On March 31, the American 8th Bombardment Squadron arrived, with A-24 bombers, supported for two weeks in May by six P-39 Airacobras of the American 36th Pursuit Squadron. Despite the U.S. aid, the Australians suffered heavy losses of planes and pilots during the first few months of 1942.
The Battle of the Coral Sea, which was fought mostly in the waters south-east of Papua in early May, diverted a Japanese naval attack against Port Moresby and removed the immediate threat.
It was about this time, according to the book “One Hundred Years of Service: A History of the Army and Air Force Exchange Service,” as well as an Exchange “history reader” on Flickr, that the first PX was set up on New Guinea. Neither source has much additional material on the Port Moresby PX, other than the above photo from the National Archives, which depicts a private from the Transportation Corps checking stock.
But combat in New Guinea didn’t stop at Port Moresby, and as fighting expanded, so did the Exchange’s support for Warfighters.
Although allies successfully held Port Moresby, by May 1942 the Japanese had established themselves in the arc of islands north and east of New Guinea as well as in the region around Lae and Madang on the north coast mainland Australia.
Fighting continued throughout 1942. More than 13,000 Japanese died, as well as 8,500 allied troops, more than half of them Australians. That was just in combat: allied forces reported 27,000 cases of malaria by January 1943, and troops also struggled with high temperatures and exhaustion. The island’s mountainous terrain made the fighting even more difficult.
Fighting intensified at the beginning of 1943 and continued through the end of 1944. The allies scored a key victory in September 1943, when they recaptured Lae, a port city on the northeast part of the island, from the Japanese, A few days earlier, they had recaptured Salamaua, another port about 25 miles south of Lae—but their objective at Salamaua was to divert Japanese attention from their prime objective, recapturing Lae.

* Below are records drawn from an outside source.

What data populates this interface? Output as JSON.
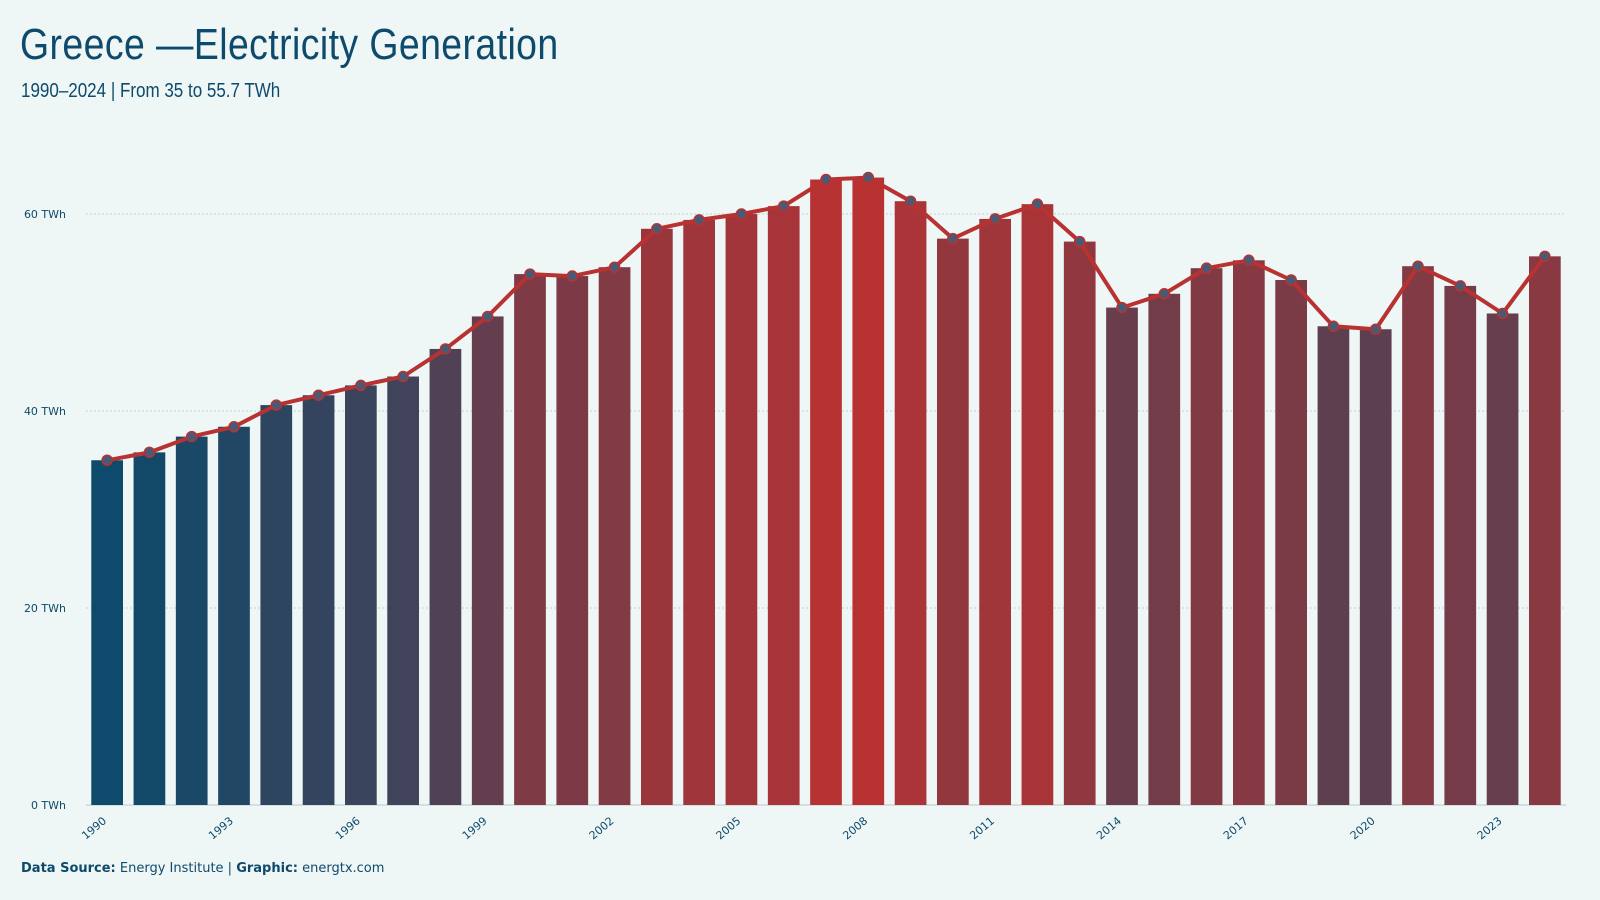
{
  "header": {
    "title": "Greece —Electricity Generation",
    "subtitle": "1990–2024 | From 35 to 55.7 TWh"
  },
  "footer": {
    "source_label": "Data Source:",
    "source_value": "Energy Institute |",
    "graphic_label": "Graphic:",
    "graphic_value": "energtx.com"
  },
  "colors": {
    "low": "#0d4a6b",
    "high": "#b83232",
    "line": "#b83232",
    "marker": "#4a5a75",
    "grid": "#b8c8cc",
    "text": "#0d4a6b"
  },
  "chart_data": {
    "type": "bar",
    "unit": "TWh",
    "x": [
      1990,
      1991,
      1992,
      1993,
      1994,
      1995,
      1996,
      1997,
      1998,
      1999,
      2000,
      2001,
      2002,
      2003,
      2004,
      2005,
      2006,
      2007,
      2008,
      2009,
      2010,
      2011,
      2012,
      2013,
      2014,
      2015,
      2016,
      2017,
      2018,
      2019,
      2020,
      2021,
      2022,
      2023,
      2024
    ],
    "values": [
      35.0,
      35.8,
      37.4,
      38.4,
      40.6,
      41.6,
      42.6,
      43.5,
      46.3,
      49.6,
      53.9,
      53.7,
      54.6,
      58.5,
      59.4,
      60.0,
      60.8,
      63.5,
      63.7,
      61.3,
      57.5,
      59.5,
      61.0,
      57.2,
      50.5,
      51.9,
      54.5,
      55.3,
      53.3,
      48.6,
      48.3,
      54.7,
      52.7,
      49.9,
      55.7
    ],
    "x_tick_labels": [
      "1990",
      "1993",
      "1996",
      "1999",
      "2002",
      "2005",
      "2008",
      "2011",
      "2014",
      "2017",
      "2020",
      "2023"
    ],
    "y_ticks": [
      0,
      20,
      40,
      60
    ],
    "y_tick_labels": [
      "0 TWh",
      "20 TWh",
      "40 TWh",
      "60 TWh"
    ],
    "ylim": [
      0,
      65.5
    ],
    "overlay": "line-with-markers",
    "grid": "horizontal"
  }
}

This is where the Exchange comes back into the picture. One week after Lae was recaptured, according to a July 1970 Exchange Post article that looked back on Exchange activity worldwide during World War II, “A Douglas transport landed at a captured air strip, loaded to the struts with chocolate bars. When commando barges landed, they carried crates of Exchange items. The PX came with the invasion.”
The Exchange provided machines that dispensed cold drinks to about 70 military units, providing some relief in the torrid jungle environment. “Soldiers would stand in line for an hour to get a cold drink,” the story said. “When a GI finished filling his canteen cup, he would dash to the end of the line and drink while waiting for a refill.”

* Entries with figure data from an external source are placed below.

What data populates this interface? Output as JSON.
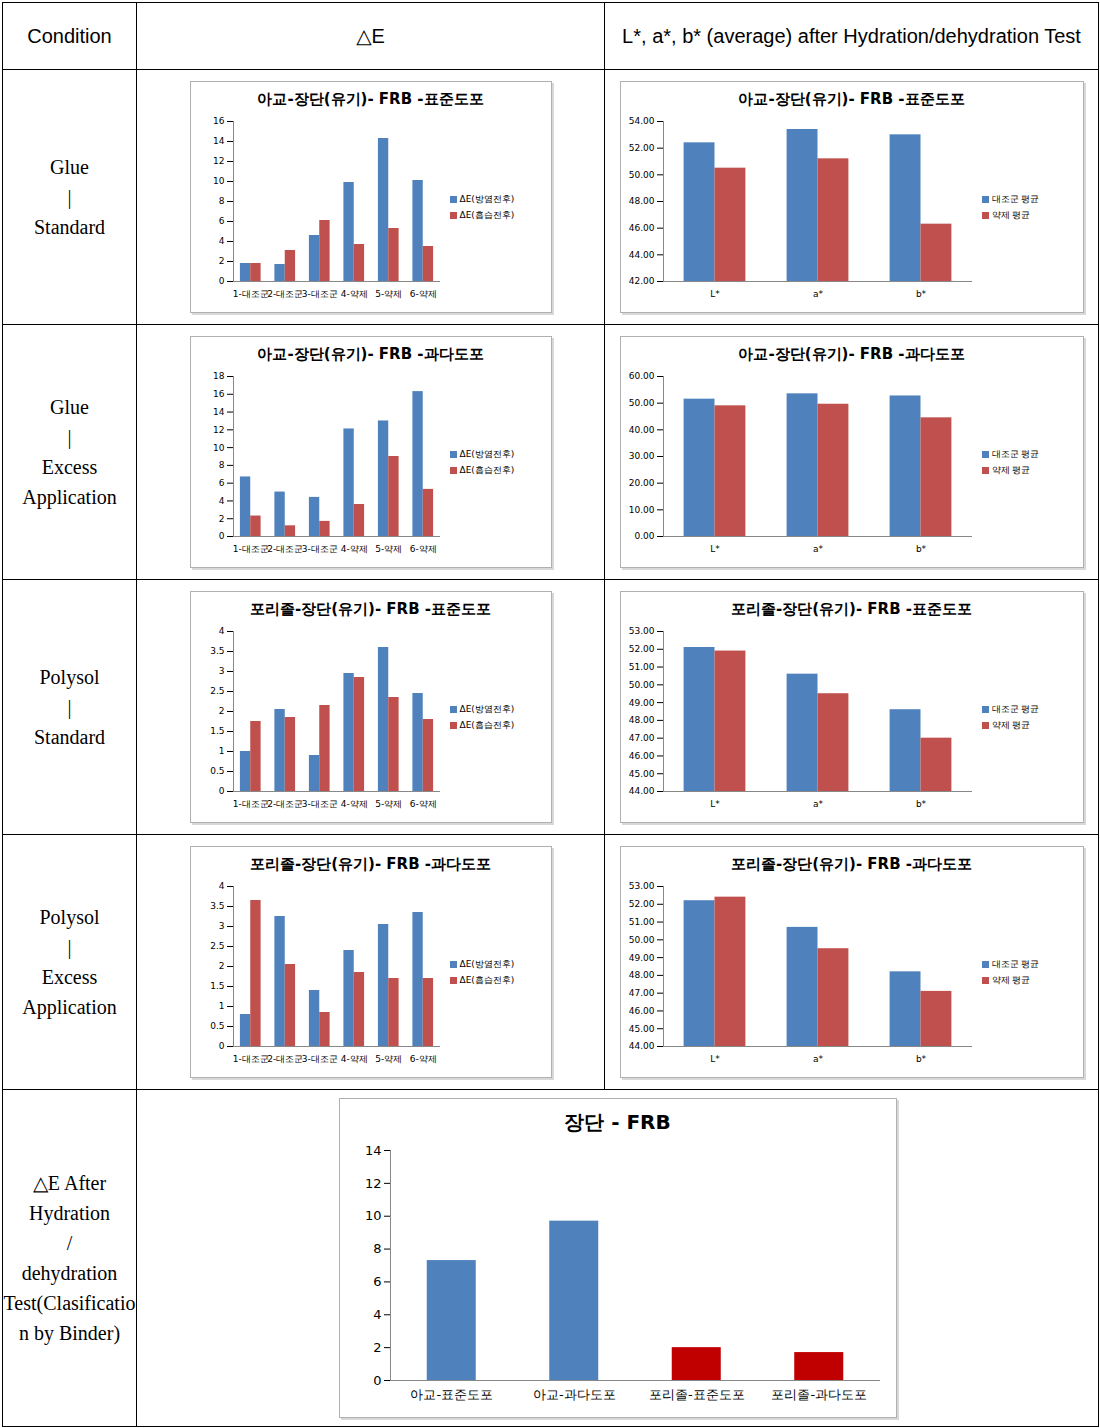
{
  "table": {
    "header": [
      "Condition",
      "△E",
      "L*, a*, b* (average) after Hydration/dehydration Test"
    ],
    "rows": [
      {
        "condition": [
          "Glue",
          "|",
          "Standard"
        ]
      },
      {
        "condition": [
          "Glue",
          "|",
          "Excess Application"
        ]
      },
      {
        "condition": [
          "Polysol",
          "|",
          "Standard"
        ]
      },
      {
        "condition": [
          "Polysol",
          "|",
          "Excess Application"
        ]
      },
      {
        "condition": [
          "△E After Hydration",
          "/",
          "dehydration Test(Clasification by Binder)"
        ]
      }
    ]
  },
  "chart_data": [
    {
      "type": "bar",
      "title": "아교-장단(유기)- FRB -표준도포",
      "legend": "right",
      "categories": [
        "1-대조군",
        "2-대조군",
        "3-대조군",
        "4-약제",
        "5-약제",
        "6-약제"
      ],
      "series": [
        {
          "name": "ΔE(방염전후)",
          "color": "#4f81bd",
          "values": [
            1.8,
            1.7,
            4.6,
            9.9,
            14.3,
            10.1
          ]
        },
        {
          "name": "ΔE(흡습전후)",
          "color": "#c0504d",
          "values": [
            1.8,
            3.1,
            6.1,
            3.7,
            5.3,
            3.5
          ]
        }
      ],
      "ylim": [
        0,
        16
      ],
      "yticks": [
        0,
        2,
        4,
        6,
        8,
        10,
        12,
        14,
        16
      ]
    },
    {
      "type": "bar",
      "title": "아교-장단(유기)- FRB -표준도포",
      "legend": "right",
      "categories": [
        "L*",
        "a*",
        "b*"
      ],
      "series": [
        {
          "name": "대조군 평균",
          "color": "#4f81bd",
          "values": [
            52.4,
            53.4,
            53.0
          ]
        },
        {
          "name": "약제 평균",
          "color": "#c0504d",
          "values": [
            50.5,
            51.2,
            46.3
          ]
        }
      ],
      "ylim": [
        42,
        54
      ],
      "yticks": [
        {
          "value": 42,
          "label": "42.00"
        },
        {
          "value": 44,
          "label": "44.00"
        },
        {
          "value": 46,
          "label": "46.00"
        },
        {
          "value": 48,
          "label": "48.00"
        },
        {
          "value": 50,
          "label": "50.00"
        },
        {
          "value": 52,
          "label": "52.00"
        },
        {
          "value": 54,
          "label": "54.00"
        }
      ]
    },
    {
      "type": "bar",
      "title": "아교-장단(유기)- FRB -과다도포",
      "legend": "right",
      "categories": [
        "1-대조군",
        "2-대조군",
        "3-대조군",
        "4-약제",
        "5-약제",
        "6-약제"
      ],
      "series": [
        {
          "name": "ΔE(방염전후)",
          "color": "#4f81bd",
          "values": [
            6.7,
            5.0,
            4.4,
            12.1,
            13.0,
            16.3
          ]
        },
        {
          "name": "ΔE(흡습전후)",
          "color": "#c0504d",
          "values": [
            2.3,
            1.2,
            1.7,
            3.6,
            9.0,
            5.3
          ]
        }
      ],
      "ylim": [
        0,
        18
      ],
      "yticks": [
        0,
        2,
        4,
        6,
        8,
        10,
        12,
        14,
        16,
        18
      ]
    },
    {
      "type": "bar",
      "title": "아교-장단(유기)- FRB -과다도포",
      "legend": "right",
      "categories": [
        "L*",
        "a*",
        "b*"
      ],
      "series": [
        {
          "name": "대조군 평균",
          "color": "#4f81bd",
          "values": [
            51.5,
            53.5,
            52.7
          ]
        },
        {
          "name": "약제 평균",
          "color": "#c0504d",
          "values": [
            49.0,
            49.6,
            44.5
          ]
        }
      ],
      "ylim": [
        0,
        60
      ],
      "yticks": [
        {
          "value": 0,
          "label": "0.00"
        },
        {
          "value": 10,
          "label": "10.00"
        },
        {
          "value": 20,
          "label": "20.00"
        },
        {
          "value": 30,
          "label": "30.00"
        },
        {
          "value": 40,
          "label": "40.00"
        },
        {
          "value": 50,
          "label": "50.00"
        },
        {
          "value": 60,
          "label": "60.00"
        }
      ]
    },
    {
      "type": "bar",
      "title": "포리졸-장단(유기)- FRB -표준도포",
      "legend": "right",
      "categories": [
        "1-대조군",
        "2-대조군",
        "3-대조군",
        "4-약제",
        "5-약제",
        "6-약제"
      ],
      "series": [
        {
          "name": "ΔE(방염전후)",
          "color": "#4f81bd",
          "values": [
            1.0,
            2.05,
            0.9,
            2.95,
            3.6,
            2.45
          ]
        },
        {
          "name": "ΔE(흡습전후)",
          "color": "#c0504d",
          "values": [
            1.75,
            1.85,
            2.15,
            2.85,
            2.35,
            1.8
          ]
        }
      ],
      "ylim": [
        0,
        4
      ],
      "yticks": [
        0,
        0.5,
        1,
        1.5,
        2,
        2.5,
        3,
        3.5,
        4
      ]
    },
    {
      "type": "bar",
      "title": "포리졸-장단(유기)- FRB -표준도포",
      "legend": "right",
      "categories": [
        "L*",
        "a*",
        "b*"
      ],
      "series": [
        {
          "name": "대조군 평균",
          "color": "#4f81bd",
          "values": [
            52.1,
            50.6,
            48.6
          ]
        },
        {
          "name": "약제 평균",
          "color": "#c0504d",
          "values": [
            51.9,
            49.5,
            47.0
          ]
        }
      ],
      "ylim": [
        44,
        53
      ],
      "yticks": [
        {
          "value": 44,
          "label": "44.00"
        },
        {
          "value": 45,
          "label": "45.00"
        },
        {
          "value": 46,
          "label": "46.00"
        },
        {
          "value": 47,
          "label": "47.00"
        },
        {
          "value": 48,
          "label": "48.00"
        },
        {
          "value": 49,
          "label": "49.00"
        },
        {
          "value": 50,
          "label": "50.00"
        },
        {
          "value": 51,
          "label": "51.00"
        },
        {
          "value": 52,
          "label": "52.00"
        },
        {
          "value": 53,
          "label": "53.00"
        }
      ]
    },
    {
      "type": "bar",
      "title": "포리졸-장단(유기)- FRB -과다도포",
      "legend": "right",
      "categories": [
        "1-대조군",
        "2-대조군",
        "3-대조군",
        "4-약제",
        "5-약제",
        "6-약제"
      ],
      "series": [
        {
          "name": "ΔE(방염전후)",
          "color": "#4f81bd",
          "values": [
            0.8,
            3.25,
            1.4,
            2.4,
            3.05,
            3.35
          ]
        },
        {
          "name": "ΔE(흡습전후)",
          "color": "#c0504d",
          "values": [
            3.65,
            2.05,
            0.85,
            1.85,
            1.7,
            1.7
          ]
        }
      ],
      "ylim": [
        0,
        4
      ],
      "yticks": [
        0,
        0.5,
        1,
        1.5,
        2,
        2.5,
        3,
        3.5,
        4
      ]
    },
    {
      "type": "bar",
      "title": "포리졸-장단(유기)- FRB -과다도포",
      "legend": "right",
      "categories": [
        "L*",
        "a*",
        "b*"
      ],
      "series": [
        {
          "name": "대조군 평균",
          "color": "#4f81bd",
          "values": [
            52.2,
            50.7,
            48.2
          ]
        },
        {
          "name": "약제 평균",
          "color": "#c0504d",
          "values": [
            52.4,
            49.5,
            47.1
          ]
        }
      ],
      "ylim": [
        44,
        53
      ],
      "yticks": [
        {
          "value": 44,
          "label": "44.00"
        },
        {
          "value": 45,
          "label": "45.00"
        },
        {
          "value": 46,
          "label": "46.00"
        },
        {
          "value": 47,
          "label": "47.00"
        },
        {
          "value": 48,
          "label": "48.00"
        },
        {
          "value": 49,
          "label": "49.00"
        },
        {
          "value": 50,
          "label": "50.00"
        },
        {
          "value": 51,
          "label": "51.00"
        },
        {
          "value": 52,
          "label": "52.00"
        },
        {
          "value": 53,
          "label": "53.00"
        }
      ]
    },
    {
      "type": "bar",
      "title": "장단 - FRB",
      "categories": [
        "아교-표준도포",
        "아교-과다도포",
        "포리졸-표준도포",
        "포리졸-과다도포"
      ],
      "values": [
        7.3,
        9.7,
        2.0,
        1.7
      ],
      "colors": [
        "#4f81bd",
        "#4f81bd",
        "#c00000",
        "#c00000"
      ],
      "ylim": [
        0,
        14
      ],
      "yticks": [
        0,
        2,
        4,
        6,
        8,
        10,
        12,
        14
      ]
    }
  ]
}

The PXs were usually tents—or huts made from packing boxes. Back in Port Moresby, the Army Exchange Service even set up a beauty shop for American nurses and Red Cross volunteers. Reservations had to be made a month in advance.

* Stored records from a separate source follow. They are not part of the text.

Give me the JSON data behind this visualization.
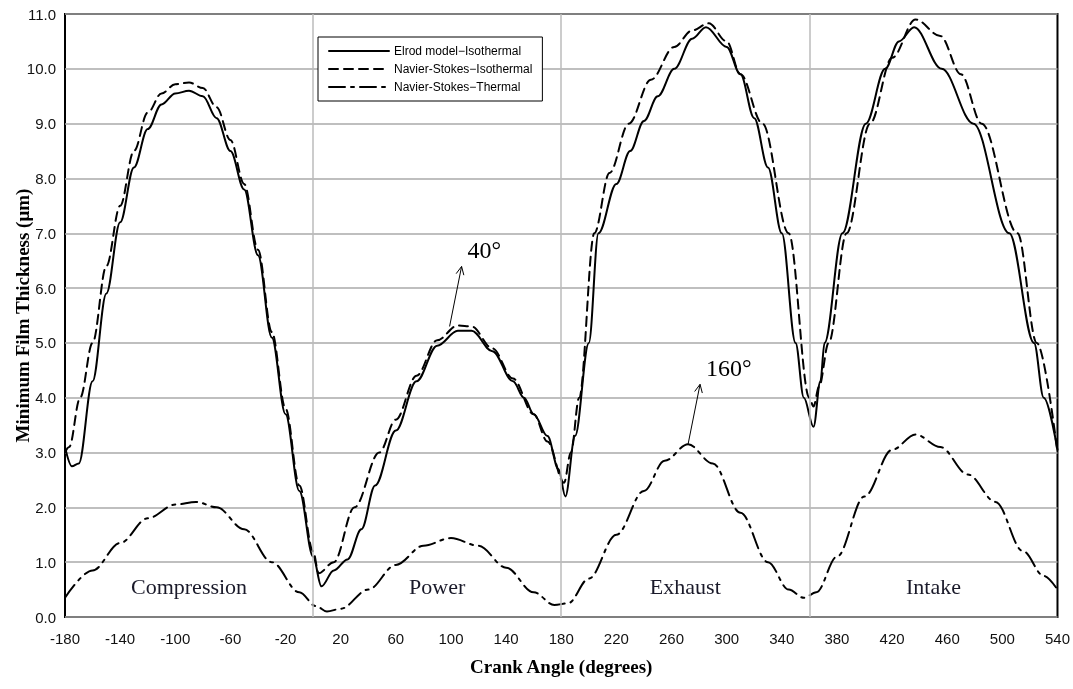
{
  "chart_data": {
    "type": "line",
    "xlabel": "Crank Angle (degrees)",
    "ylabel": "Minimum Film Thickness (μm)",
    "xlim": [
      -180,
      540
    ],
    "xticks": [
      -180,
      -140,
      -100,
      -60,
      -20,
      20,
      60,
      100,
      140,
      180,
      220,
      260,
      300,
      340,
      380,
      420,
      460,
      500,
      540
    ],
    "ylim": [
      0,
      11
    ],
    "yticks": [
      {
        "value": 0,
        "label": "0.0"
      },
      {
        "value": 1,
        "label": "1.0"
      },
      {
        "value": 2,
        "label": "2.0"
      },
      {
        "value": 3,
        "label": "3.0"
      },
      {
        "value": 4,
        "label": "4.0"
      },
      {
        "value": 5,
        "label": "5.0"
      },
      {
        "value": 6,
        "label": "6.0"
      },
      {
        "value": 7,
        "label": "7.0"
      },
      {
        "value": 8,
        "label": "8.0"
      },
      {
        "value": 9,
        "label": "9.0"
      },
      {
        "value": 10,
        "label": "10.0"
      },
      {
        "value": 11,
        "label": "11.0"
      }
    ],
    "grid": "y",
    "legend": "top",
    "marker": "none",
    "ref_lines": [
      {
        "axis": "x",
        "value": 0,
        "color": "#bbbbbb"
      },
      {
        "axis": "x",
        "value": 180,
        "color": "#bbbbbb"
      },
      {
        "axis": "x",
        "value": 360,
        "color": "#bbbbbb"
      }
    ],
    "annotations": [
      "Compression",
      "Power",
      "Exhaust",
      "Intake",
      {
        "text": "40°",
        "x": 99,
        "y": 5.3
      },
      {
        "text": "160°",
        "x": 272,
        "y": 3.15
      }
    ],
    "series": [
      {
        "name": "Elrod model−Isothermal",
        "color": "#000000",
        "line_style": "solid",
        "x": [
          -180,
          -175,
          -170,
          -160,
          -150,
          -140,
          -130,
          -120,
          -110,
          -100,
          -90,
          -80,
          -70,
          -60,
          -50,
          -40,
          -30,
          -20,
          -10,
          0,
          6,
          15,
          25,
          35,
          45,
          60,
          75,
          90,
          105,
          115,
          130,
          145,
          153,
          160,
          170,
          178,
          183,
          190,
          200,
          207,
          220,
          230,
          240,
          250,
          262,
          275,
          285,
          300,
          310,
          320,
          330,
          340,
          350,
          356,
          363,
          368,
          371,
          384,
          401,
          415,
          425,
          436,
          456,
          479,
          505,
          523,
          530,
          540
        ],
        "values": [
          3.1,
          2.75,
          2.8,
          4.3,
          5.9,
          7.2,
          8.2,
          8.9,
          9.35,
          9.55,
          9.6,
          9.5,
          9.1,
          8.5,
          7.8,
          6.6,
          5.1,
          3.7,
          2.3,
          1.1,
          0.56,
          0.85,
          1.05,
          1.6,
          2.4,
          3.4,
          4.3,
          4.95,
          5.22,
          5.22,
          4.85,
          4.3,
          4.0,
          3.7,
          3.3,
          2.7,
          2.2,
          3.3,
          5.0,
          7.0,
          7.9,
          8.5,
          9.05,
          9.5,
          10.0,
          10.55,
          10.76,
          10.4,
          9.9,
          9.1,
          8.2,
          7.0,
          5.0,
          4.0,
          3.47,
          4.3,
          5.0,
          7.0,
          9.0,
          10.0,
          10.5,
          10.76,
          10.0,
          9.0,
          7.0,
          5.0,
          4.0,
          3.05
        ]
      },
      {
        "name": "Navier-Stokes−Isothermal",
        "color": "#000000",
        "line_style": "dashed",
        "x": [
          -180,
          -177,
          -169,
          -160,
          -150,
          -140,
          -130,
          -120,
          -110,
          -100,
          -90,
          -80,
          -70,
          -60,
          -50,
          -40,
          -30,
          -20,
          -10,
          0,
          4,
          15,
          30,
          48,
          60,
          75,
          90,
          105,
          115,
          130,
          145,
          160,
          170,
          182,
          187,
          193,
          204,
          215,
          229,
          245,
          262,
          275,
          287,
          300,
          310,
          326,
          345,
          360,
          363,
          367,
          374,
          387,
          404,
          420,
          437,
          455,
          470,
          485,
          511,
          525,
          540
        ],
        "values": [
          3.0,
          3.1,
          4.0,
          5.0,
          6.4,
          7.5,
          8.5,
          9.2,
          9.55,
          9.72,
          9.75,
          9.65,
          9.3,
          8.7,
          7.9,
          6.7,
          5.2,
          3.8,
          2.4,
          1.2,
          0.8,
          1.0,
          2.0,
          3.0,
          3.6,
          4.4,
          5.05,
          5.32,
          5.3,
          4.9,
          4.35,
          3.7,
          3.2,
          2.45,
          3.0,
          4.0,
          7.0,
          8.1,
          9.0,
          9.8,
          10.4,
          10.7,
          10.83,
          10.5,
          9.9,
          9.0,
          7.0,
          4.0,
          3.84,
          4.2,
          5.0,
          7.0,
          9.0,
          10.2,
          10.9,
          10.6,
          9.9,
          9.0,
          7.0,
          5.0,
          3.0
        ]
      },
      {
        "name": "Navier-Stokes−Thermal",
        "color": "#000000",
        "line_style": "dashdot",
        "x": [
          -180,
          -160,
          -140,
          -120,
          -100,
          -85,
          -70,
          -50,
          -30,
          -10,
          2,
          10,
          20,
          40,
          60,
          80,
          100,
          120,
          140,
          160,
          175,
          185,
          200,
          220,
          240,
          255,
          272,
          290,
          310,
          330,
          345,
          356,
          365,
          380,
          400,
          420,
          437,
          455,
          475,
          495,
          515,
          530,
          540
        ],
        "values": [
          0.35,
          0.85,
          1.35,
          1.8,
          2.05,
          2.1,
          2.0,
          1.6,
          1.0,
          0.45,
          0.2,
          0.1,
          0.15,
          0.5,
          0.95,
          1.3,
          1.44,
          1.3,
          0.9,
          0.45,
          0.22,
          0.25,
          0.7,
          1.5,
          2.3,
          2.85,
          3.15,
          2.8,
          1.9,
          1.0,
          0.5,
          0.35,
          0.45,
          1.1,
          2.2,
          3.05,
          3.33,
          3.1,
          2.6,
          2.1,
          1.2,
          0.75,
          0.5
        ]
      }
    ]
  }
}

Although most of the PXs in New Guinea and the South Pacific closed shortly after World War II, the Exchange still operates stores in American Samoa and on Kwajalein Atoll. Since 2016, the Exchange has participated in a joint venture with the Marine Corps Exchange— Marines provide the staff, and the Exchange provides the merchandise—at Robertson Barracks, on the northern coast of Australia, about 1,100 miles from Port Moresby.